In the current climate, attracting investors is about more than a sleek pitch deck. According to venture capitalist Krista Moatz, investors want to work with startups who have more to offer than only an idea.
“We see a lot of companies that are just too early,” Moatz says. “They have a deck and a vision, but they haven’t started building yet. It’s just not something that we would be able to invest in right then.”
Moatz is a founder and managing Partner at Sugar Capital, an early-stage venture capital fund. She also co-founded POPSUGAR, a women’s lifestyle digital media brand that was acquired by Group Nine Media in 2019. On September 14, 2022, she’ll be hosting pitch practice and office hours events for Founders Network members where she’ll provide insights to help startup founders navigate new VC funding realities.
The first institutional investor to fund POPSUGAR was Sequoia Capital who invested $5 million in the startup in 2006. This investment ended up serving as POPSUGAR’s series A funding round before the startup went on to raise a total of $46 million in subsequent funding rounds. As an investor on the other side of the table today, Moatz says POPSUGAR’s trajectory differs from current trends.

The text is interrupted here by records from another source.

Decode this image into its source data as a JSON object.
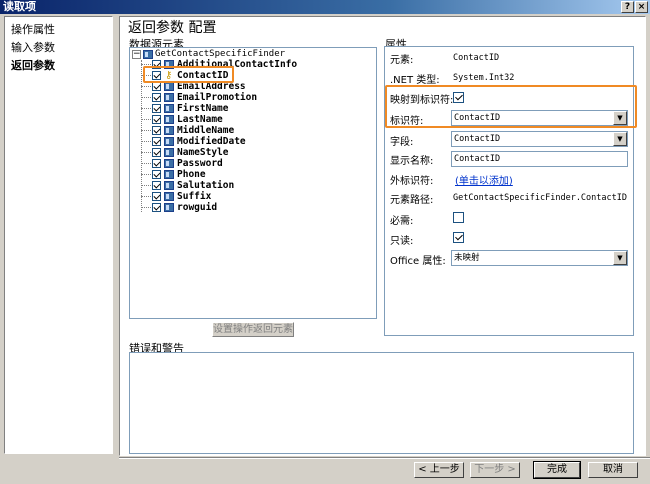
{
  "window": {
    "title": "读取项",
    "help_button": "?",
    "close_button": "×"
  },
  "nav": {
    "items": [
      {
        "label": "操作属性"
      },
      {
        "label": "输入参数"
      },
      {
        "label": "返回参数"
      }
    ]
  },
  "page": {
    "title": "返回参数 配置"
  },
  "tree": {
    "group_label": "数据源元素",
    "root": "GetContactSpecificFinder",
    "nodes": [
      {
        "label": "AdditionalContactInfo"
      },
      {
        "label": "ContactID"
      },
      {
        "label": "EmailAddress"
      },
      {
        "label": "EmailPromotion"
      },
      {
        "label": "FirstName"
      },
      {
        "label": "LastName"
      },
      {
        "label": "MiddleName"
      },
      {
        "label": "ModifiedDate"
      },
      {
        "label": "NameStyle"
      },
      {
        "label": "Password"
      },
      {
        "label": "Phone"
      },
      {
        "label": "Salutation"
      },
      {
        "label": "Suffix"
      },
      {
        "label": "rowguid"
      }
    ],
    "set_button": "设置操作返回元素"
  },
  "properties": {
    "group_label": "属性",
    "element_label": "元素:",
    "element_value": "ContactID",
    "nettype_label": ".NET 类型:",
    "nettype_value": "System.Int32",
    "map_to_identifier_label": "映射到标识符:",
    "identifier_label": "标识符:",
    "identifier_value": "ContactID",
    "field_label": "字段:",
    "field_value": "ContactID",
    "display_name_label": "显示名称:",
    "display_name_value": "ContactID",
    "foreign_id_label": "外标识符:",
    "foreign_id_link": "(单击以添加)",
    "element_path_label": "元素路径:",
    "element_path_value": "GetContactSpecificFinder.ContactID",
    "required_label": "必需:",
    "readonly_label": "只读:",
    "office_label": "Office 属性:",
    "office_value": "未映射"
  },
  "errors": {
    "group_label": "错误和警告"
  },
  "buttons": {
    "back": "< 上一步",
    "next": "下一步 >",
    "finish": "完成",
    "cancel": "取消"
  },
  "colors": {
    "highlight": "#f08a24",
    "title_bar": "#0a246a",
    "link": "#0033cc"
  }
}
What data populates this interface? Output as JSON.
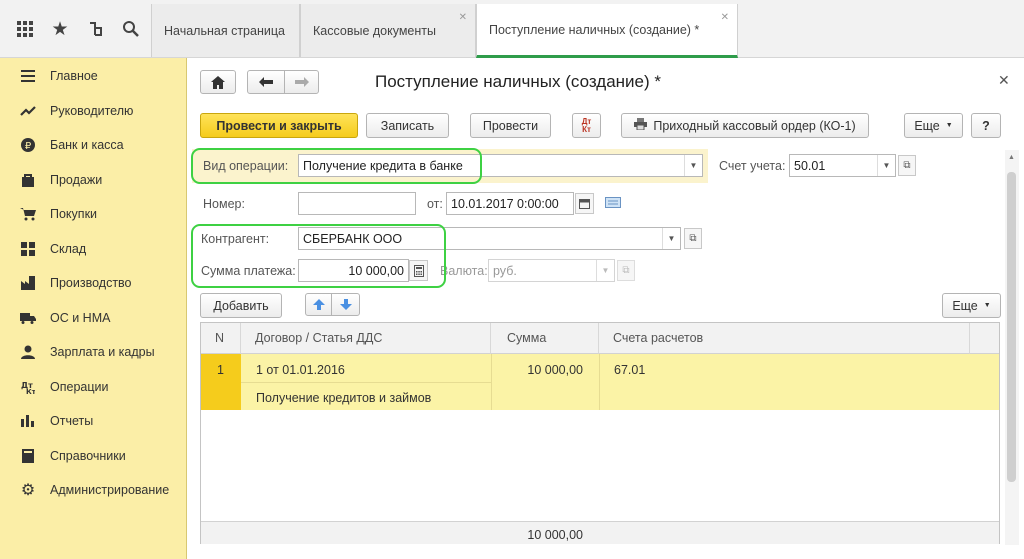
{
  "tabs": [
    {
      "label": "Начальная страница"
    },
    {
      "label": "Кассовые документы"
    },
    {
      "label": "Поступление наличных (создание) *"
    }
  ],
  "sidebar": {
    "items": [
      {
        "label": "Главное",
        "icon": "menu-icon"
      },
      {
        "label": "Руководителю",
        "icon": "trend-icon"
      },
      {
        "label": "Банк и касса",
        "icon": "ruble-icon"
      },
      {
        "label": "Продажи",
        "icon": "bag-icon"
      },
      {
        "label": "Покупки",
        "icon": "cart-icon"
      },
      {
        "label": "Склад",
        "icon": "grid-icon"
      },
      {
        "label": "Производство",
        "icon": "factory-icon"
      },
      {
        "label": "ОС и НМА",
        "icon": "truck-icon"
      },
      {
        "label": "Зарплата и кадры",
        "icon": "people-icon"
      },
      {
        "label": "Операции",
        "icon": "operations-icon"
      },
      {
        "label": "Отчеты",
        "icon": "bars-icon"
      },
      {
        "label": "Справочники",
        "icon": "book-icon"
      },
      {
        "label": "Администрирование",
        "icon": "gear-icon"
      }
    ]
  },
  "form": {
    "title": "Поступление наличных (создание) *",
    "toolbar": {
      "post_close": "Провести и закрыть",
      "save": "Записать",
      "post": "Провести",
      "dtkt": "Дт\nКт",
      "print": "Приходный кассовый ордер (КО-1)",
      "more": "Еще",
      "help": "?"
    },
    "op_type_label": "Вид операции:",
    "op_type_value": "Получение кредита в банке",
    "account_label": "Счет учета:",
    "account_value": "50.01",
    "number_label": "Номер:",
    "number_value": "",
    "date_label": "от:",
    "date_value": "10.01.2017  0:00:00",
    "contractor_label": "Контрагент:",
    "contractor_value": "СБЕРБАНК ООО",
    "amount_label": "Сумма платежа:",
    "amount_value": "10 000,00",
    "currency_label": "Валюта:",
    "currency_value": "руб.",
    "add_button": "Добавить",
    "more_button": "Еще"
  },
  "table": {
    "headers": [
      "N",
      "Договор / Статья ДДС",
      "Сумма",
      "Счета расчетов"
    ],
    "rows": [
      {
        "n": "1",
        "contract": "1 от 01.01.2016",
        "article": "Получение кредитов и займов",
        "sum": "10 000,00",
        "account": "67.01"
      }
    ],
    "total": "10 000,00"
  },
  "colors": {
    "accent": "#f5cc1c",
    "highlight": "#3ed143",
    "sidebar": "#fbeea7",
    "selected_row": "#fbf3a6"
  }
}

“Our first round of financing was series A,” Moatz says. “We did have a little bit of angel funding, and the founders had also put in some funding. But there wasn’t this whole concept of, like, angel and then pre-seed and then seed and then series A. So that’s been sort of an interesting evolution that’s happening. It seems like companies are taking institutional capital earlier than we were back then, and there are actual seed funds now.”
Expand Your Scope
When deciding which startups to invest in, Moatz says Sugar Capital and other VC funding firms like hers are looking for founders who have a long term plan and a vision that extends beyond a single product.
“A lot of companies, especially on the software side, their vision is not big enough,” Moatz says. “They have one product, but then we’ll ask for the roadmap. What’s the roadmap and how big is this idea? So I’d encourage founders to think big. It’s okay to start off with a single product, but where do you go from there? What does your roadmap look like?”
Making an Impression
At Sugar Capital, Moatz and her partners invest in the entire e-commerce ecosystem. Part of their portfolio includes consumer brands, and the rest is made up of software solutions that are helping further the e-commerce industry.
“On the brand side, for us, what we really look for is a brand that is going to resonate with consumers in an organic way,” Moatz says. “So you should be spending a lot of time upfront on what your brand is going to be, who you’re going to be targeting, how you’re going to be targeting, what channels you’re going to go through, and sort of the ethos of your brand. If we can’t see the brand or the packaging or how it’s all going to look to consumers, then it’s hard for us to judge it based on just product alone. So for us to invest in a brand, the branding has to be set. Also, they need to be in the market for at least a month or so, so that we kind of see what the reaction is.
“On the software side, we’re very product focused. We need to be able to see an actual live demo of what the product is. So I think spending a lot of time on getting something–an MVP or even a beta product–out there before you try to go out and fundraise from funds like us is important.”